Dijelaskannya, bahwa hasil penelitian menunjukkan bahwa transmisi ilmu falak di Jawa XIX-XXI bermula dari Syekh Abdurrahman al-Mishri yang datang di Betawi pada abad XIX.  Ia kemudian mengajarkan ilmu falak kepada para murid utamanya. Oleh para murid utamanya ini kemudian lahir karya-karya ilmu falak sehingga ilmu falak diajarkan melalui sejumlah kitab ilmu falak yang secara sanad keilmuan berasal dari Syekh Abdurrahman al-Mishri. Di samping mendapatkan jalur sanad dari Syekh Abdurrahman al-Mishri, mata rantai ilmu falak di Jawa juga diperoleh melalui Syekh Tahir Jalaluddin dan Syekh Djamil Djambek yang mendapatkan sanad ilmu dari Syekh Huasain al-Mishri, penulis kitab Al-Maṭla’  al-Sa’id .  

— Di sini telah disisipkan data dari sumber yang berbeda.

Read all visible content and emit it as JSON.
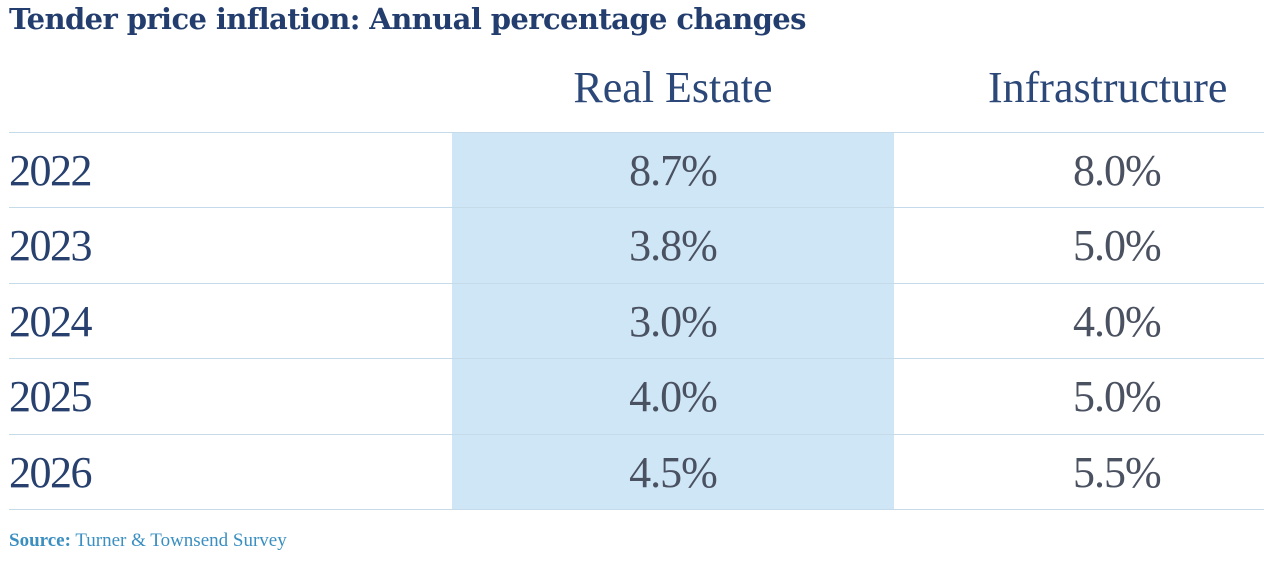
{
  "title": "Tender price inflation: Annual percentage changes",
  "columns": [
    "Real Estate",
    "Infrastructure"
  ],
  "rows": [
    {
      "year": "2022",
      "real_estate": "8.7%",
      "infrastructure": "8.0%"
    },
    {
      "year": "2023",
      "real_estate": "3.8%",
      "infrastructure": "5.0%"
    },
    {
      "year": "2024",
      "real_estate": "3.0%",
      "infrastructure": "4.0%"
    },
    {
      "year": "2025",
      "real_estate": "4.0%",
      "infrastructure": "5.0%"
    },
    {
      "year": "2026",
      "real_estate": "4.5%",
      "infrastructure": "5.5%"
    }
  ],
  "source_label": "Source:",
  "source_text": "Turner & Townsend Survey",
  "colors": {
    "title": "#233e6e",
    "highlight": "#cfe6f7",
    "source": "#3a8fc0"
  },
  "chart_data": {
    "type": "table",
    "title": "Tender price inflation: Annual percentage changes",
    "categories": [
      "2022",
      "2023",
      "2024",
      "2025",
      "2026"
    ],
    "series": [
      {
        "name": "Real Estate",
        "values": [
          8.7,
          3.8,
          3.0,
          4.0,
          4.5
        ]
      },
      {
        "name": "Infrastructure",
        "values": [
          8.0,
          5.0,
          4.0,
          5.0,
          5.5
        ]
      }
    ]
  }
}
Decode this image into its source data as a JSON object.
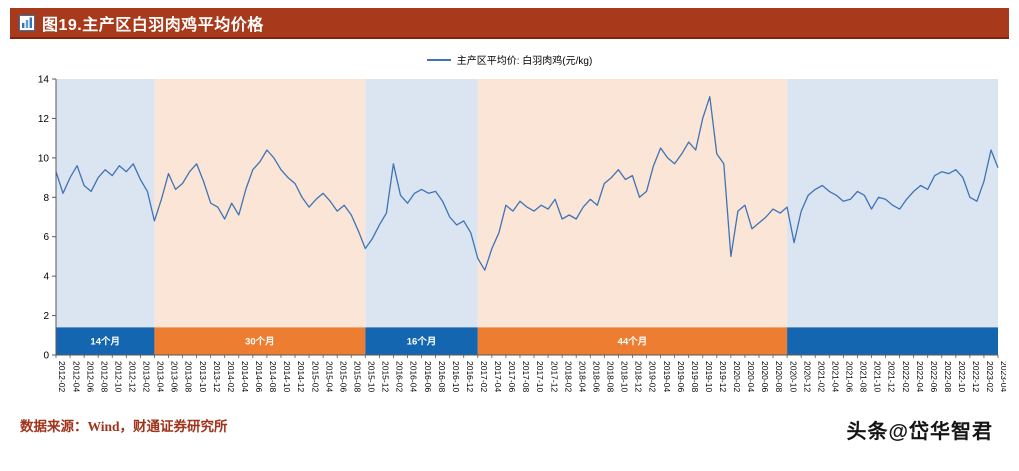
{
  "header": {
    "title": "图19.主产区白羽肉鸡平均价格",
    "bg_color": "#A8391B"
  },
  "legend": {
    "label": "主产区平均价: 白羽肉鸡(元/kg)"
  },
  "footer": {
    "source": "数据来源：Wind，财通证券研究所",
    "watermark": "头条@岱华智君"
  },
  "chart_data": {
    "type": "line",
    "title": "主产区白羽肉鸡平均价格",
    "ylabel": "元/kg",
    "ylim": [
      0,
      14
    ],
    "yticks": [
      0,
      2,
      4,
      6,
      8,
      10,
      12,
      14
    ],
    "x_start": "2012-02",
    "x_end": "2023-04",
    "tick_every": 2,
    "grid": false,
    "legend_position": "top-center",
    "axis_color": "#595959",
    "bar_height": 1.4,
    "x_tick_labels": [
      "2012-02",
      "2012-04",
      "2012-06",
      "2012-08",
      "2012-10",
      "2012-12",
      "2013-02",
      "2013-04",
      "2013-06",
      "2013-08",
      "2013-10",
      "2013-12",
      "2014-02",
      "2014-04",
      "2014-06",
      "2014-08",
      "2014-10",
      "2014-12",
      "2015-02",
      "2015-04",
      "2015-06",
      "2015-08",
      "2015-10",
      "2015-12",
      "2016-02",
      "2016-04",
      "2016-06",
      "2016-08",
      "2016-10",
      "2016-12",
      "2017-02",
      "2017-04",
      "2017-06",
      "2017-08",
      "2017-10",
      "2017-12",
      "2018-02",
      "2018-04",
      "2018-06",
      "2018-08",
      "2018-10",
      "2018-12",
      "2019-02",
      "2019-04",
      "2019-06",
      "2019-08",
      "2019-10",
      "2019-12",
      "2020-02",
      "2020-04",
      "2020-06",
      "2020-08",
      "2020-10",
      "2020-12",
      "2021-02",
      "2021-04",
      "2021-06",
      "2021-08",
      "2021-10",
      "2021-12",
      "2022-02",
      "2022-04",
      "2022-06",
      "2022-08",
      "2022-10",
      "2022-12",
      "2023-02",
      "2023-04"
    ],
    "bands": [
      {
        "label": "14个月",
        "from_idx": 0,
        "to_idx": 14,
        "bg": "#DBE5F1",
        "bar": "#1566B0"
      },
      {
        "label": "30个月",
        "from_idx": 14,
        "to_idx": 44,
        "bg": "#FBE5D6",
        "bar": "#ED7D31"
      },
      {
        "label": "16个月",
        "from_idx": 44,
        "to_idx": 60,
        "bg": "#DBE5F1",
        "bar": "#1566B0"
      },
      {
        "label": "44个月",
        "from_idx": 60,
        "to_idx": 104,
        "bg": "#FBE5D6",
        "bar": "#ED7D31"
      },
      {
        "label": "",
        "from_idx": 104,
        "to_idx": 134,
        "bg": "#DBE5F1",
        "bar": "#1566B0"
      }
    ],
    "series": [
      {
        "name": "主产区平均价: 白羽肉鸡(元/kg)",
        "color": "#3E74B5",
        "values": [
          9.3,
          8.2,
          9.0,
          9.6,
          8.6,
          8.3,
          9.0,
          9.4,
          9.1,
          9.6,
          9.3,
          9.7,
          8.9,
          8.3,
          6.8,
          7.9,
          9.2,
          8.4,
          8.7,
          9.3,
          9.7,
          8.8,
          7.7,
          7.5,
          6.9,
          7.7,
          7.1,
          8.4,
          9.4,
          9.8,
          10.4,
          10.0,
          9.4,
          9.0,
          8.7,
          8.0,
          7.5,
          7.9,
          8.2,
          7.8,
          7.3,
          7.6,
          7.1,
          6.3,
          5.4,
          5.9,
          6.6,
          7.2,
          9.7,
          8.1,
          7.7,
          8.2,
          8.4,
          8.2,
          8.3,
          7.8,
          7.0,
          6.6,
          6.8,
          6.2,
          4.9,
          4.3,
          5.4,
          6.2,
          7.6,
          7.3,
          7.8,
          7.5,
          7.3,
          7.6,
          7.4,
          7.9,
          6.9,
          7.1,
          6.9,
          7.5,
          7.9,
          7.6,
          8.7,
          9.0,
          9.4,
          8.9,
          9.1,
          8.0,
          8.3,
          9.6,
          10.5,
          10.0,
          9.7,
          10.2,
          10.8,
          10.4,
          12.0,
          13.1,
          10.2,
          9.7,
          5.0,
          7.3,
          7.6,
          6.4,
          6.7,
          7.0,
          7.4,
          7.2,
          7.5,
          5.7,
          7.3,
          8.1,
          8.4,
          8.6,
          8.3,
          8.1,
          7.8,
          7.9,
          8.3,
          8.1,
          7.4,
          8.0,
          7.9,
          7.6,
          7.4,
          7.9,
          8.3,
          8.6,
          8.4,
          9.1,
          9.3,
          9.2,
          9.4,
          9.0,
          8.0,
          7.8,
          8.8,
          10.4,
          9.5
        ]
      }
    ]
  }
}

“Pola perkembangan ilmu falak di Jawa dilakukan melalui penulisan kitab, pengajaran di lembaga pendidikan, komunitas ilmu falak dan pengembangan aplikasi serta peralatan.  Penulisan kitab falak dilakukan para ulama ilmu falak di Jawa yang dimulai pada tahun 1901, yakni oleh KH. Ahmad Dahlan as-Samarani. Kemudian pola transmisi melalui ilmu falak melalui lembaga pendidikan dilakukan oleh pondok pesantren yang mengkaji ilmu falak dan yang memberikan porsi mata pelajaran falak. Juga sejumlah komunitas ilmu falak baik di perguruan tinggi maupun para ahli falak. Pola pengembangan berikutnya adalah melalui pengembangan peralatan dan aplikasi,” lanjut Muammar.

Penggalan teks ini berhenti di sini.